Estado tem de fazer match para saber do que os pobres precisam, diz economista

Machado defende também que o país interrompa a pobreza intergeracional, que leva filhos de pais pobres a se tornarem pais de filhos pobres

FolhaPress

07/10/2021 15h20

Foto: Agência Brasil

Fernando Canzian
SÃO PAULO, SP

Para a economista e coordenadora do Núcleo de Gestão Educacional do Insper, Laura Muller Machado, o Estado brasileiro precisa fazer uma espécie de “match” com os mais pobres para identificar e tentar atender suas necessidades.

Para isso, deveria usar os chamados Cras (Centros de Referência de Assistência Social), presentes em mais de 95% dos municípios.

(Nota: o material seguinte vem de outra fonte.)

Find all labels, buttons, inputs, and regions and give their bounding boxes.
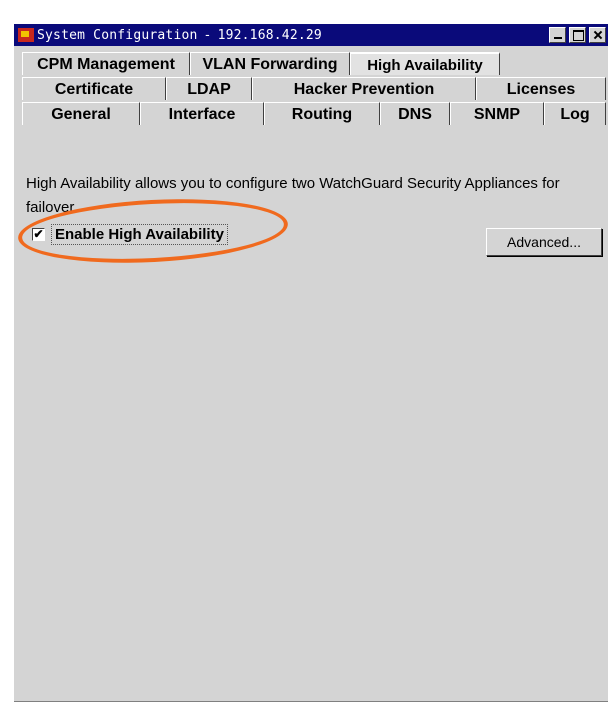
minimize-icon[interactable] <box>549 27 566 43</box>
tab-snmp[interactable]: SNMP <box>450 102 544 125</box>
tab-interface[interactable]: Interface <box>140 102 264 125</box>
high-availability-panel: High Availability allows you to configur… <box>16 152 606 702</box>
tab-cpm-management[interactable]: CPM Management <box>22 52 190 75</box>
window-controls <box>549 27 606 43</box>
tab-ldap[interactable]: LDAP <box>166 77 252 100</box>
tab-hacker-prevention[interactable]: Hacker Prevention <box>252 77 476 100</box>
tab-vlan-forwarding[interactable]: VLAN Forwarding <box>190 52 350 75</box>
tab-certificate[interactable]: Certificate <box>22 77 166 100</box>
title-separator: - <box>203 27 212 43</box>
advanced-button[interactable]: Advanced... <box>486 228 602 256</box>
tab-licenses[interactable]: Licenses <box>476 77 606 100</box>
title-bar[interactable]: System Configuration -192.168.42.29 <box>14 24 608 46</box>
maximize-icon[interactable] <box>569 27 586 43</box>
tab-strip: CPM Management VLAN Forwarding High Avai… <box>18 52 608 142</box>
tab-log[interactable]: Log <box>544 102 606 125</box>
window-title: System Configuration -192.168.42.29 <box>37 28 322 43</box>
tab-dns[interactable]: DNS <box>380 102 450 125</box>
high-availability-description: High Availability allows you to configur… <box>26 175 560 216</box>
enable-high-availability-checkbox[interactable]: ✔ Enable High Availability <box>32 224 228 245</box>
system-configuration-window: System Configuration -192.168.42.29 CPM M… <box>12 22 608 702</box>
tab-general[interactable]: General <box>22 102 140 125</box>
tab-routing[interactable]: Routing <box>264 102 380 125</box>
window-ip-address: 192.168.42.29 <box>217 27 322 43</box>
watchguard-logo-icon <box>18 28 34 42</box>
tab-high-availability[interactable]: High Availability <box>350 52 500 75</box>
window-title-text: System Configuration <box>37 27 198 43</box>
checkbox-checked-icon[interactable]: ✔ <box>32 228 45 241</box>
enable-high-availability-label[interactable]: Enable High Availability <box>51 224 228 245</box>
close-icon[interactable] <box>589 27 606 43</box>
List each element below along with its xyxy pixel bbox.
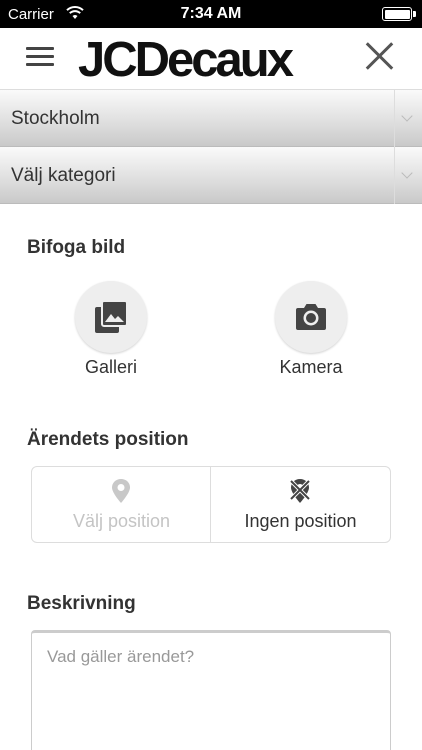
description-title: Beskrivning bbox=[27, 593, 136, 614]
chevron-down-icon bbox=[394, 147, 422, 204]
gallery-button[interactable] bbox=[75, 281, 147, 353]
choose-position-label: Välj position bbox=[72, 511, 171, 531]
battery-icon bbox=[382, 7, 416, 21]
close-icon[interactable] bbox=[362, 39, 396, 73]
no-location-icon bbox=[289, 479, 311, 503]
position-title: Ärendets position bbox=[27, 429, 189, 450]
camera-icon bbox=[296, 304, 326, 330]
no-position-button[interactable]: Ingen position bbox=[211, 467, 390, 542]
hamburger-menu-icon[interactable] bbox=[26, 45, 54, 67]
gallery-icon bbox=[95, 300, 128, 333]
choose-position-button[interactable]: Välj position bbox=[32, 467, 211, 542]
category-select[interactable]: Välj kategori bbox=[0, 147, 422, 204]
description-textarea[interactable] bbox=[31, 630, 391, 750]
nav-bar: JCDecaux bbox=[0, 28, 422, 90]
gallery-label: Galleri bbox=[84, 357, 137, 377]
no-position-label: Ingen position bbox=[244, 511, 357, 531]
camera-button[interactable] bbox=[275, 281, 347, 353]
camera-label: Kamera bbox=[279, 357, 343, 377]
category-select-value: Välj kategori bbox=[11, 165, 116, 186]
chevron-down-icon bbox=[394, 90, 422, 147]
city-select[interactable]: Stockholm bbox=[0, 90, 422, 147]
city-select-value: Stockholm bbox=[11, 108, 100, 129]
status-time: 7:34 AM bbox=[180, 5, 242, 22]
status-bar: Carrier 7:34 AM bbox=[0, 0, 422, 28]
map-pin-icon bbox=[112, 479, 130, 503]
attach-image-title: Bifoga bild bbox=[27, 237, 126, 258]
jcdecaux-logo: JCDecaux bbox=[78, 33, 294, 87]
position-options: Välj position Ingen position bbox=[31, 466, 391, 543]
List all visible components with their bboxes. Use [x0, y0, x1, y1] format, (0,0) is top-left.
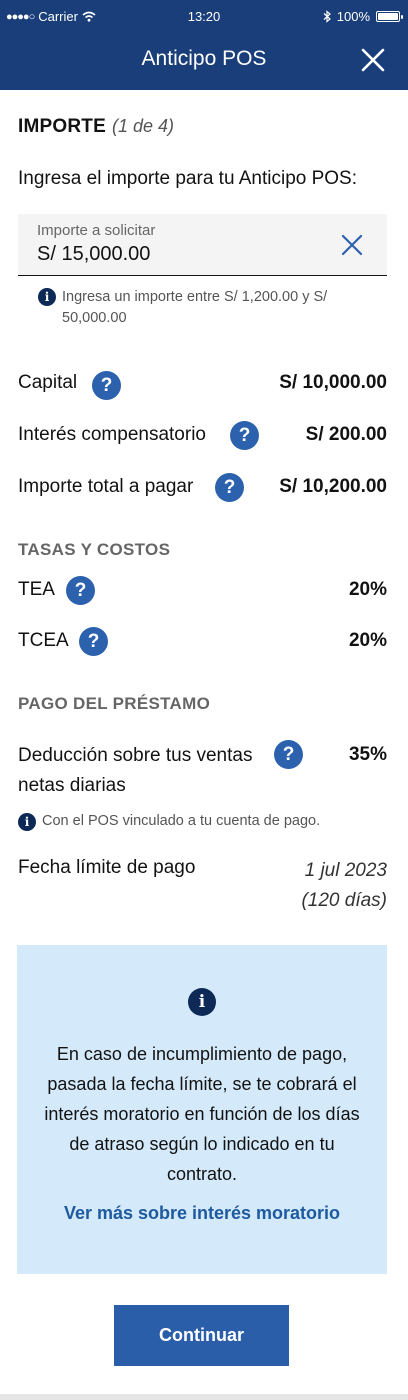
app-header: ●●●●○ Carrier 13:20 100% Anticipo POS — [0, 0, 408, 90]
summary-value: S/ 200.00 — [305, 424, 387, 445]
bottom-divider — [0, 1394, 408, 1400]
amount-input[interactable] — [37, 243, 317, 266]
step-heading: IMPORTE (1 de 4) — [18, 116, 174, 138]
rate-label: TCEA — [18, 630, 69, 651]
help-icon-tcea[interactable]: ? — [79, 627, 108, 656]
info-icon: i — [38, 288, 56, 306]
summary-value: S/ 10,200.00 — [279, 476, 387, 497]
rate-value: 20% — [348, 579, 387, 600]
info-icon: i — [18, 813, 36, 831]
battery-label: 100% — [336, 9, 370, 24]
help-icon-tea[interactable]: ? — [66, 576, 95, 605]
step-title: IMPORTE — [18, 116, 106, 137]
deduction-note: Con el POS vinculado a tu cuenta de pago… — [42, 813, 321, 829]
help-icon-deduction[interactable]: ? — [274, 740, 303, 769]
amount-field-label: Importe a solicitar — [37, 222, 156, 239]
page-title: Anticipo POS — [141, 47, 267, 70]
intro-text: Ingresa el importe para tu Anticipo POS: — [18, 168, 358, 189]
due-date-label: Fecha límite de pago — [18, 857, 196, 878]
status-bar: ●●●●○ Carrier 13:20 100% — [0, 0, 408, 34]
loan-payment-heading: PAGO DEL PRÉSTAMO — [18, 694, 211, 713]
step-progress: (1 de 4) — [111, 116, 175, 136]
continue-button[interactable]: Continuar — [114, 1305, 289, 1366]
rates-heading: TASAS Y COSTOS — [18, 540, 171, 559]
late-payment-notice: i En caso de incumplimiento de pago, pas… — [17, 945, 387, 1274]
deduction-value: 35% — [348, 744, 387, 765]
amount-field[interactable]: Importe a solicitar — [18, 214, 387, 276]
rate-label: TEA — [18, 579, 55, 600]
due-date: 1 jul 2023 — [304, 860, 387, 881]
battery-icon — [376, 11, 403, 22]
clear-icon[interactable] — [341, 234, 363, 256]
summary-label: Importe total a pagar — [18, 476, 194, 497]
help-icon-total[interactable]: ? — [215, 473, 244, 502]
due-days: (120 días) — [301, 890, 387, 911]
interest-info-link[interactable]: Ver más sobre interés moratorio — [17, 1203, 387, 1224]
notice-text: En caso de incumplimiento de pago, pasad… — [44, 1044, 360, 1184]
info-icon: i — [188, 988, 216, 1016]
due-date-value: 1 jul 2023 (120 días) — [301, 856, 387, 916]
rate-value: 20% — [348, 630, 387, 651]
close-icon[interactable] — [360, 47, 386, 73]
summary-label: Capital — [18, 372, 78, 393]
help-icon-interest[interactable]: ? — [230, 421, 259, 450]
amount-hint: Ingresa un importe entre S/ 1,200.00 y S… — [62, 289, 328, 326]
summary-value: S/ 10,000.00 — [279, 372, 387, 393]
help-icon-capital[interactable]: ? — [92, 371, 121, 400]
deduction-label: Deducción sobre tus ventas netas diarias — [18, 745, 253, 796]
summary-label: Interés compensatorio — [18, 424, 206, 445]
bluetooth-icon — [323, 10, 331, 23]
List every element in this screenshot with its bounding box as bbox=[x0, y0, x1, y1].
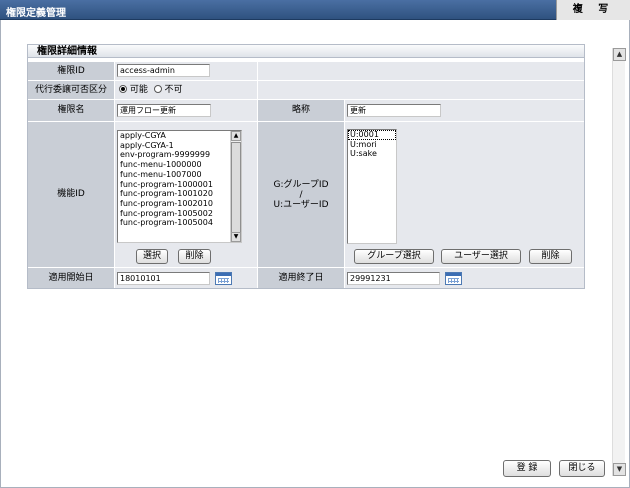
list-item[interactable]: func-program-1005004 bbox=[118, 218, 241, 228]
list-item[interactable]: env-program-9999999 bbox=[118, 150, 241, 160]
scroll-up-icon[interactable]: ▲ bbox=[613, 48, 626, 61]
close-button[interactable]: 閉じる bbox=[559, 460, 605, 477]
authority-name-label: 権限名 bbox=[28, 100, 114, 121]
function-select-button[interactable]: 選択 bbox=[136, 249, 168, 264]
copy-button[interactable]: 複 写 bbox=[556, 0, 630, 20]
abbreviation-label: 略称 bbox=[258, 100, 344, 121]
list-item[interactable]: U:mori bbox=[348, 140, 396, 150]
end-date-label: 適用終了日 bbox=[258, 268, 344, 288]
delegation-radio-group: 可能 不可 bbox=[115, 81, 257, 99]
delegation-option-impossible-label: 不可 bbox=[164, 85, 183, 95]
group-id-label-text: G:グループID bbox=[273, 180, 329, 190]
list-item[interactable]: apply-CGYA bbox=[118, 131, 241, 141]
function-id-label: 機能ID bbox=[28, 122, 114, 267]
vertical-scrollbar[interactable]: ▲ ▼ bbox=[612, 48, 626, 476]
start-date-label: 適用開始日 bbox=[28, 268, 114, 288]
list-item[interactable]: U:sake bbox=[348, 149, 396, 159]
group-select-button[interactable]: グループ選択 bbox=[354, 249, 434, 264]
listbox-scrollbar[interactable]: ▲ ▼ bbox=[230, 131, 241, 242]
delegation-radio-impossible[interactable] bbox=[153, 85, 162, 93]
scroll-thumb[interactable] bbox=[231, 142, 241, 242]
title-bar: 権限定義管理 複 写 bbox=[0, 0, 630, 20]
scroll-down-icon[interactable]: ▼ bbox=[613, 463, 626, 476]
group-user-id-label: G:グループID / U:ユーザーID bbox=[258, 122, 344, 267]
authority-id-label: 権限ID bbox=[28, 62, 114, 80]
empty-cell bbox=[258, 81, 584, 99]
register-button[interactable]: 登 録 bbox=[503, 460, 551, 477]
calendar-icon[interactable] bbox=[215, 272, 232, 285]
list-item[interactable]: func-program-1001020 bbox=[118, 189, 241, 199]
list-item[interactable]: func-program-1005002 bbox=[118, 209, 241, 219]
delegation-label: 代行委譲可否区分 bbox=[28, 81, 114, 99]
user-id-label-text: U:ユーザーID bbox=[273, 200, 329, 210]
scroll-down-icon[interactable]: ▼ bbox=[231, 232, 241, 242]
empty-cell bbox=[258, 62, 584, 80]
calendar-icon[interactable] bbox=[445, 272, 462, 285]
label-separator: / bbox=[299, 190, 303, 200]
list-item[interactable]: func-menu-1007000 bbox=[118, 170, 241, 180]
list-item[interactable]: apply-CGYA-1 bbox=[118, 141, 241, 151]
user-select-button[interactable]: ユーザー選択 bbox=[441, 249, 521, 264]
list-item[interactable]: func-menu-1000000 bbox=[118, 160, 241, 170]
list-item[interactable]: func-program-1002010 bbox=[118, 199, 241, 209]
scroll-up-icon[interactable]: ▲ bbox=[231, 131, 241, 141]
abbreviation-input[interactable]: 更新 bbox=[347, 104, 441, 117]
delegation-radio-possible[interactable] bbox=[119, 85, 127, 93]
authority-id-input[interactable]: access-admin bbox=[117, 64, 210, 77]
delegation-option-possible-label: 可能 bbox=[129, 85, 148, 95]
panel-title: 権限詳細情報 bbox=[28, 45, 584, 58]
group-user-delete-button[interactable]: 削除 bbox=[529, 249, 572, 264]
function-id-listbox[interactable]: apply-CGYA apply-CGYA-1 env-program-9999… bbox=[117, 130, 242, 243]
end-date-input[interactable]: 29991231 bbox=[347, 272, 440, 285]
function-delete-button[interactable]: 削除 bbox=[178, 249, 211, 264]
group-user-listbox[interactable]: U:0001 U:mori U:sake bbox=[347, 129, 397, 244]
start-date-input[interactable]: 18010101 bbox=[117, 272, 210, 285]
list-item[interactable]: U:0001 bbox=[348, 130, 396, 140]
window-title: 権限定義管理 bbox=[6, 8, 66, 19]
authority-name-input[interactable]: 運用フロー更新 bbox=[117, 104, 211, 117]
list-item[interactable]: func-program-1000001 bbox=[118, 180, 241, 190]
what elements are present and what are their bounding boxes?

Muller Machado defende também que o Brasil interrompa o atual ciclo de pobreza intergeracional, que leva filhos de pais pobres a se tornarem, no futuro, pais de filhos pobres.

O Brasil é um dos países do mundo que menos gasta com crianças em relação aos idosos. Para cada R$ 6 destinado em políticas públicas (como Previdência) para os mais velhos, apenas R$ 1 é endereçado às crianças. No Japão, reconhecido por tratar bem os idosos, essa proporção é de R$ 3 para R$ 1.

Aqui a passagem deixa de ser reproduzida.